A década de 1980 testemunhou um verdadeiro boom de filmes sobre a Guerra do Vietnã (Platoon, Hamburger Hill, Nascido em 4 de Julho, etc.). O processo de superação do trauma nacional e coletivo da guerra perdida na selva começou com atraso. Na época, vários anos após o fim da guerra (1975), o momento parecia propício.
Em 1988, foram lançados mais dois filmes de guerra, Rambo 3 e A Fera da Guerra, que se diferenciavam significativamente dos demais em seus temas ao retratarem a guerra no Afeganistão. Mas, enquanto Rambo é um espetáculo de ação marcial com efeitos visuais espetaculares, o diretor Kevin Reynolds adotou uma abordagem diferente com seu filme.
A Fera da Guerra por vezes lembra um faroeste empoeirado e de ritmo lento, cuja profundidade e complexidade psicológica continuam impressionantes até hoje. É um dos melhores filmes de guerra dos anos 80 e tão diferente de outras obras do gênero exatamente por isso que vale tanto a pena redescobri-lo!
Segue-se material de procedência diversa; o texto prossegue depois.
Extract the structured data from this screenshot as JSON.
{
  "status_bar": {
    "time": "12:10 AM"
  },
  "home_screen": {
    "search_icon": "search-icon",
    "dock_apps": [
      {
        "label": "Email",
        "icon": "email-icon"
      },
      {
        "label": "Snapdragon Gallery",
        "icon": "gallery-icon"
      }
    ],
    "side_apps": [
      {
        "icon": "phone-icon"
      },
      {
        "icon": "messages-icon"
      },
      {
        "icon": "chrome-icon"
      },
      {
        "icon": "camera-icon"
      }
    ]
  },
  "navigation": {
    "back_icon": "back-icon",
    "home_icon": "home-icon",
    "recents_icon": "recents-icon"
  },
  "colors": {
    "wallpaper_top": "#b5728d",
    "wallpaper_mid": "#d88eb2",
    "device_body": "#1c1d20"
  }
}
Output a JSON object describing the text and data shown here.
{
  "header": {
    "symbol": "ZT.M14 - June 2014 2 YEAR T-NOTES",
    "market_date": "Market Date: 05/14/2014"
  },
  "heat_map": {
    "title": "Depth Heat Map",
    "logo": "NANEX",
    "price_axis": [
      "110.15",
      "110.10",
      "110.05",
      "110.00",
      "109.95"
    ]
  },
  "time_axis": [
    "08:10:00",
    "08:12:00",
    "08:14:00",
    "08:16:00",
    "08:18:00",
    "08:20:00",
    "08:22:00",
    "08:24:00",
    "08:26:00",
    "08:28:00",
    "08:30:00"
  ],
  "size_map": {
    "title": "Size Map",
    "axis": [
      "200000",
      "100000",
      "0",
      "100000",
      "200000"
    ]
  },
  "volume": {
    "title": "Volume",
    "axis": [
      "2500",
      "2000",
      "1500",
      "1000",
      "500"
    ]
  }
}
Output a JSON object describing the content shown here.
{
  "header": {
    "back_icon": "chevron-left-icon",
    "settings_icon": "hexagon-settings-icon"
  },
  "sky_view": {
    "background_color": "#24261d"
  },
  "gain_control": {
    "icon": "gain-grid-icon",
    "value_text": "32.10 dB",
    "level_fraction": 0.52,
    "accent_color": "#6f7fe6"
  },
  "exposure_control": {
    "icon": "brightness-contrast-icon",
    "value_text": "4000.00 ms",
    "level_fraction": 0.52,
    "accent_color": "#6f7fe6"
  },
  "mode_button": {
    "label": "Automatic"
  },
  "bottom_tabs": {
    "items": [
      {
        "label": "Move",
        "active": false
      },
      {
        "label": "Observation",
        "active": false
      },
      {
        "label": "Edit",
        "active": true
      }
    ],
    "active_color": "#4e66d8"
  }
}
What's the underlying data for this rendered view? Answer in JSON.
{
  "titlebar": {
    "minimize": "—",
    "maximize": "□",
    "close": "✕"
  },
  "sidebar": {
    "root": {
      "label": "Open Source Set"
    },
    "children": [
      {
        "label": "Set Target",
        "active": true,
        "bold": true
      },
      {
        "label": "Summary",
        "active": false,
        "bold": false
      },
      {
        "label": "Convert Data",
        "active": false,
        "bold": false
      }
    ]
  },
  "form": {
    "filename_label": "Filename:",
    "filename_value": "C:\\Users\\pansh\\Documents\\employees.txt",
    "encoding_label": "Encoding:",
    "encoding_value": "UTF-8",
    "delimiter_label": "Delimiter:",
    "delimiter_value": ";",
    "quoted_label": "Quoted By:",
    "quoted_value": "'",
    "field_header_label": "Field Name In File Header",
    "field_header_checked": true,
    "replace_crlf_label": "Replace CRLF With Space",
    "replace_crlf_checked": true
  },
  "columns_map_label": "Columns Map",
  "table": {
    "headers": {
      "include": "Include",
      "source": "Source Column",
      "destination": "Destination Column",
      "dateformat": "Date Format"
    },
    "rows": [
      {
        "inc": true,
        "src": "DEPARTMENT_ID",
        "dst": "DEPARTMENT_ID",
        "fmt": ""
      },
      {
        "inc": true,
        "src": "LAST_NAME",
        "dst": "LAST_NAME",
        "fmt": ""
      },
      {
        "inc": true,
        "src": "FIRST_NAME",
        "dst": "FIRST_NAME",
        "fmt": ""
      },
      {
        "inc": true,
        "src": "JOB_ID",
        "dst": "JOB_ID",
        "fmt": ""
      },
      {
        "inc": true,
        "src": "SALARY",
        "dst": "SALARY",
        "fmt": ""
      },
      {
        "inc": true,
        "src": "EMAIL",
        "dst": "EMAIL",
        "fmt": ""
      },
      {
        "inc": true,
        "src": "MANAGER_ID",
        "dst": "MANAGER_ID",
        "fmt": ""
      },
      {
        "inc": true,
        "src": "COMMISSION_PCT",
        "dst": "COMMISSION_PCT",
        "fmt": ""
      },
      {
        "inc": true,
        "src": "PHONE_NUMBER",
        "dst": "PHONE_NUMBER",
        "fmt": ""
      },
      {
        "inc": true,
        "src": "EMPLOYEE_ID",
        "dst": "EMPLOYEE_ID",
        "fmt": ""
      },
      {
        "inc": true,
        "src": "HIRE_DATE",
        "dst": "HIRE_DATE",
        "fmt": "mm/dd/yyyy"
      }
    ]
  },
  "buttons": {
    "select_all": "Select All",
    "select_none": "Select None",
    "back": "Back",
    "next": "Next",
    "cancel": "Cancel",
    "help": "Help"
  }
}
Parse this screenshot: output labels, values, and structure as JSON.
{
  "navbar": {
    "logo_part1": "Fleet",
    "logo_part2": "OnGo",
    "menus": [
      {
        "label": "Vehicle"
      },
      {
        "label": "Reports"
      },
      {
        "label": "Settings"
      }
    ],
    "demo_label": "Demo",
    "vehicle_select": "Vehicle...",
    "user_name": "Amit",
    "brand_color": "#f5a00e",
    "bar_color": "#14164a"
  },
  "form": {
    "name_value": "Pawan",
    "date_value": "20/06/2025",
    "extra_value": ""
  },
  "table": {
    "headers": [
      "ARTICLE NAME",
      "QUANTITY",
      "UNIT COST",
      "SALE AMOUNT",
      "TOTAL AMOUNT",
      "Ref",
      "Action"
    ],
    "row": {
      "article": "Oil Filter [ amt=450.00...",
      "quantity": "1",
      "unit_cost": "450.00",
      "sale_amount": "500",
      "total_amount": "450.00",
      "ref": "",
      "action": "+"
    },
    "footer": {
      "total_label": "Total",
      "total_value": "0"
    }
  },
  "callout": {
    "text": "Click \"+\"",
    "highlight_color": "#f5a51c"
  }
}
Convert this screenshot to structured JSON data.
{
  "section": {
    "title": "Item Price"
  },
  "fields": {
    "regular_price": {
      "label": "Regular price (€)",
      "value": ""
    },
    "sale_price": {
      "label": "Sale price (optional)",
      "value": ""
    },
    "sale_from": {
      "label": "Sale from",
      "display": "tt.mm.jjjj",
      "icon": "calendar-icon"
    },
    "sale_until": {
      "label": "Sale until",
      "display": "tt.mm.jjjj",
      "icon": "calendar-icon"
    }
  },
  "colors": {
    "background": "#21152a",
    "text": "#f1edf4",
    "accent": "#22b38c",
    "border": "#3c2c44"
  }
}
Guerra cruel no deserto: Isto é A Fera da Guerra
Columbia Pictures
Baseado na peça Nanawatai, do dramaturgo americano William Mastrosimone, o filme conta a história da tripulação de um tanque soviético estacionado no Afeganistão no início da década de 1980. Sob o comando do tirânico Daskal (George Dzundza), a unidade, incluindo o jovem piloto Koverchenko (Jason Patric), comete um massacre em uma aldeia pashtun. Pouco depois, Koverchenko e seus homens são emboscados por rebeldes. Começa então a luta pela sobrevivência no interior do território inimigo.
Embora os tiroteios e batalhas ocupem muito menos espaço aqui em comparação com Rambo 3 – e muitos outros filmes de guerra –, a mensagem é inconfundível: não há vencedores na guerra. O desespero da empreitada militar e o pessimismo subjacente já se tornam evidentes nos primeiros 15 minutos.
Um faroeste com tanques em vez de cavalos
A dureza implacável e a vastidão da natureza simbolizam a sensação de estarmos perdidos. As paisagens áridas e desoladas das locações também evocam memórias das extensões poeirentas do Deserto de Tabernas, na Espanha, cenário de muitos faroestes italianos. Assim como nos filmes de Sergio Leone, a natureza (isto é, o deserto) desempenha um papel singular em A Fera da Guerra – como uma fronteira implacável e inóspita. O deserto, metaforicamente falando, é seu próprio antagonista, indiferente ao destino do indivíduo, seja ele cowboy ou soldado.
No papel de Koverchenko, o então jovem astro em ascensão Jason Patric entrega uma atuação fantástica. O conflito entre ele e Daskal é o núcleo emocional do filme. Enquanto a atuação bizarra de Dzundza parece tão distante que é impossível criar uma conexão emocional com seu personagem, Patric mantém consistentemente o carisma e a identificação com o público até o fim.
Apesar de sua qualidade excepcional, A Fera da Guerra foi um completo fracasso de bilheteria em 1988. O filme injustiçado está na assinatura premium do Prime Video.